If the repair tenant releases the instance with `repair_status: Failed`, `InProgress`, missing, or unknown and does not provide `machineHealthIssue`, NICo creates a fallback issue with summary `RepairSystem processing incomplete`.

If a repair tenant releases a machine that no longer has a `repair-request` override, NICo does not create a new automated repair loop. A release with a new `machineHealthIssue` applies `tenant-reported-issue`; a release with no issue takes no health override action and does not clear an existing `tenant-reported-issue`.

## Completion Matrix

For machines that still have a `repair-request` override, NICo uses the following release behavior:

| Machine label before release | Release issue provided | Result |
|---|---|---|
| `repair_status: Completed` | No | Machine can return to the ready pool. |
| `repair_status: Completed` | Yes | Machine remains blocked by the new `tenant-reported-issue`. |
| `repair_status: Failed` | Optional | Machine remains blocked by `tenant-reported-issue`. |
| `repair_status: InProgress` | Optional | Machine remains blocked as incomplete repair. |
| Missing or unknown `repair_status` | Optional | Machine remains blocked as incomplete repair. |

## Verification

After releasing the repair instance, inspect the machine and health overrides:

```bash
restish carbide-stg get-machine <repair-tenant-org-id> <machine-id>
```

Check that:

- The repair instance is terminating or deleted.
- `repair-request` is removed after the repair tenant release.
- `tenant-reported-issue` is removed only for successful repair completion with no new issue.
- A failed, incomplete, or unknown repair still keeps the machine unavailable for normal tenant allocation.

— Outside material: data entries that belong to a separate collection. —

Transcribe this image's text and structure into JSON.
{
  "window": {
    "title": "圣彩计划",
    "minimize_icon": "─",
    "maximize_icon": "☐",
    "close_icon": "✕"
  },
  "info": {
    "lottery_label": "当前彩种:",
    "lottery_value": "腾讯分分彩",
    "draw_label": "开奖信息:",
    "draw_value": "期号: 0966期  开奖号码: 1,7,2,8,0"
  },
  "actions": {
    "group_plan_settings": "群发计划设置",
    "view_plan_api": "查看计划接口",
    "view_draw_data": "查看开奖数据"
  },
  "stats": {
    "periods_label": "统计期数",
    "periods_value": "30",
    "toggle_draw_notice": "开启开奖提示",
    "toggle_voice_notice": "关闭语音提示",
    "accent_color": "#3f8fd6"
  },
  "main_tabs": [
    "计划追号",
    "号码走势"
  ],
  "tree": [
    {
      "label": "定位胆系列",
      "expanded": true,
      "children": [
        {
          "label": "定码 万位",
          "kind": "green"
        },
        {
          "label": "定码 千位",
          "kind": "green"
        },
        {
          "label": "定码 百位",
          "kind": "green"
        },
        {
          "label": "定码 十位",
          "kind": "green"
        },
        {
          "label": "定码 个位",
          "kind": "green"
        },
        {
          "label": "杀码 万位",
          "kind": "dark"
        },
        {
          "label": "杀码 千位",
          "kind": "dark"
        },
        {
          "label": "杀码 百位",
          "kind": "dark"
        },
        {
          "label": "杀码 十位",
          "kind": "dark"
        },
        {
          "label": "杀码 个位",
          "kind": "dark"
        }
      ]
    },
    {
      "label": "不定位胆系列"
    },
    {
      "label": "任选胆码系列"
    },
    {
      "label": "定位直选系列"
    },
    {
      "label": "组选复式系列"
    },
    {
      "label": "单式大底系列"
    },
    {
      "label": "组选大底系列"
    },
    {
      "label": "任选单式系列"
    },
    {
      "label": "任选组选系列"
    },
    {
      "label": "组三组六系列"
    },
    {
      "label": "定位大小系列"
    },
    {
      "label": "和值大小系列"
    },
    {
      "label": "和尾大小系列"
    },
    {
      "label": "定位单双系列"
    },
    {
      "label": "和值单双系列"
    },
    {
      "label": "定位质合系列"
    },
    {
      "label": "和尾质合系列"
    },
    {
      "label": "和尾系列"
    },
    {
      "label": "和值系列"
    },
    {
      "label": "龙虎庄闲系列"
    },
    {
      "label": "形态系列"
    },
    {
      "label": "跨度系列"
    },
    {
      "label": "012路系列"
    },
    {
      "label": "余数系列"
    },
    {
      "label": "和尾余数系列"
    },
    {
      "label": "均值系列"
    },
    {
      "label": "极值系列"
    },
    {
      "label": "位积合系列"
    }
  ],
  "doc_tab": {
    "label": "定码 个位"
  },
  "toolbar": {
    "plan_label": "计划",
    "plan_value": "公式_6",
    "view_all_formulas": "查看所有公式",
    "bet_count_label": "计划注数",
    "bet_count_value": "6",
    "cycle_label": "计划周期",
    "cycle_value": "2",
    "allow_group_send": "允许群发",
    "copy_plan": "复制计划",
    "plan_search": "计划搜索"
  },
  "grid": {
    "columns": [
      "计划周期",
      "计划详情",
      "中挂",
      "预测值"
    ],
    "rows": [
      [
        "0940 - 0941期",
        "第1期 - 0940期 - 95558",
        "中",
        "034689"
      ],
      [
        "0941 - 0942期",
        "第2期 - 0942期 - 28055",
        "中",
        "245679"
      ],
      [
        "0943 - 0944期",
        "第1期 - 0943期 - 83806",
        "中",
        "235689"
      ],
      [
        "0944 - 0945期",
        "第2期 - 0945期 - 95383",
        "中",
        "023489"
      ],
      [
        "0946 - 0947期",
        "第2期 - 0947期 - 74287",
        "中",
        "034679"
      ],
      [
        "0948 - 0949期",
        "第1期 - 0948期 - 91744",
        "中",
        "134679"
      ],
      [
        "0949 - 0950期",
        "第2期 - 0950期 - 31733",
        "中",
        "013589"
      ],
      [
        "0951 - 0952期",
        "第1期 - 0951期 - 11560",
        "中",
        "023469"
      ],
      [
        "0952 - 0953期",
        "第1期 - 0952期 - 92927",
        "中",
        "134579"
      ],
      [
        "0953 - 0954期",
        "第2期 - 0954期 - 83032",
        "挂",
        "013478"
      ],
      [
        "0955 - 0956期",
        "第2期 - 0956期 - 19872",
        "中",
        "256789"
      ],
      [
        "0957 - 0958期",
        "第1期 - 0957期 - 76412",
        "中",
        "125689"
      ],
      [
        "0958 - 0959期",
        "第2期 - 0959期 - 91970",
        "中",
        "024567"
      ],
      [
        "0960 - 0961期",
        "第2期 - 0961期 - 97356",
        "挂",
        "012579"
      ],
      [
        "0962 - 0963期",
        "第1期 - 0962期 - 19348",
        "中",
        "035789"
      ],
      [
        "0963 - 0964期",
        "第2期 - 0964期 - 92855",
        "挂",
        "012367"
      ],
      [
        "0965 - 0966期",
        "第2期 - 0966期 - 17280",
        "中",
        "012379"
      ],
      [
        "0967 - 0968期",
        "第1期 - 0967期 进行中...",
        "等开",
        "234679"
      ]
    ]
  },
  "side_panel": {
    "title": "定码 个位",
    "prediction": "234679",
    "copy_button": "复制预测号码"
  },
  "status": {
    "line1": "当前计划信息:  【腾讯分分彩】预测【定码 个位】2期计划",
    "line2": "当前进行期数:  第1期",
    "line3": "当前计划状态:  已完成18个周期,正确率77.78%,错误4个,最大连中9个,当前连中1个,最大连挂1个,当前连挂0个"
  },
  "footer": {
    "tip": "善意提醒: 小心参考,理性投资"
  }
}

Provider tooling can also inspect the lower-level health overrides described in [Repair System Integration](/infra-controller/documentation/operations/repair-workflows/repair-system-integration).

## Troubleshooting

| Error | Meaning | Action |
|---|---|---|
| `Tenant does not have capability to create Instances using specific Machine ID` | The repair tenant is missing targeted instance creation. | Enable targeted instance creation for the repair tenant or use the correct repair tenant. |
| `Machine is not in Ready state, but it can be provisioned by setting allowUnhealthyMachine to true` | The machine can be targeted for repair but the create request omitted `allowUnhealthyMachine`. | Add `allowUnhealthyMachine: true` and retry. |
| `Machine is assigned to an Instance` | The machine is still assigned elsewhere. | Confirm the original tenant release completed before claiming the machine. |
| `Tenant does not have capability to set IsRepairTenant` | The release caller is not a targeted-instance-capable tenant. | Release from the repair tenant or use a properly privileged tenant. |
| Successful repair release does not return the machine to ready | The machine did not have `repair-request` when the repair tenant released it. | Manually clear the resolved `tenant-reported-issue`. For future attempts, add `repair-request` before the repair tenant release if automatic routing is expected. |
| Machine returns to failed handling after a successful repair | `repair_status` was missing, not `Completed`, or the release included a new `machineHealthIssue`. | Inspect machine labels, fix `repair_status`, and verify the release payload. |

Do not clear repair health overrides manually unless the repair outcome is known. The repair tenant release path exists so NICo can make the ready-pool decision from the recorded repair outcome.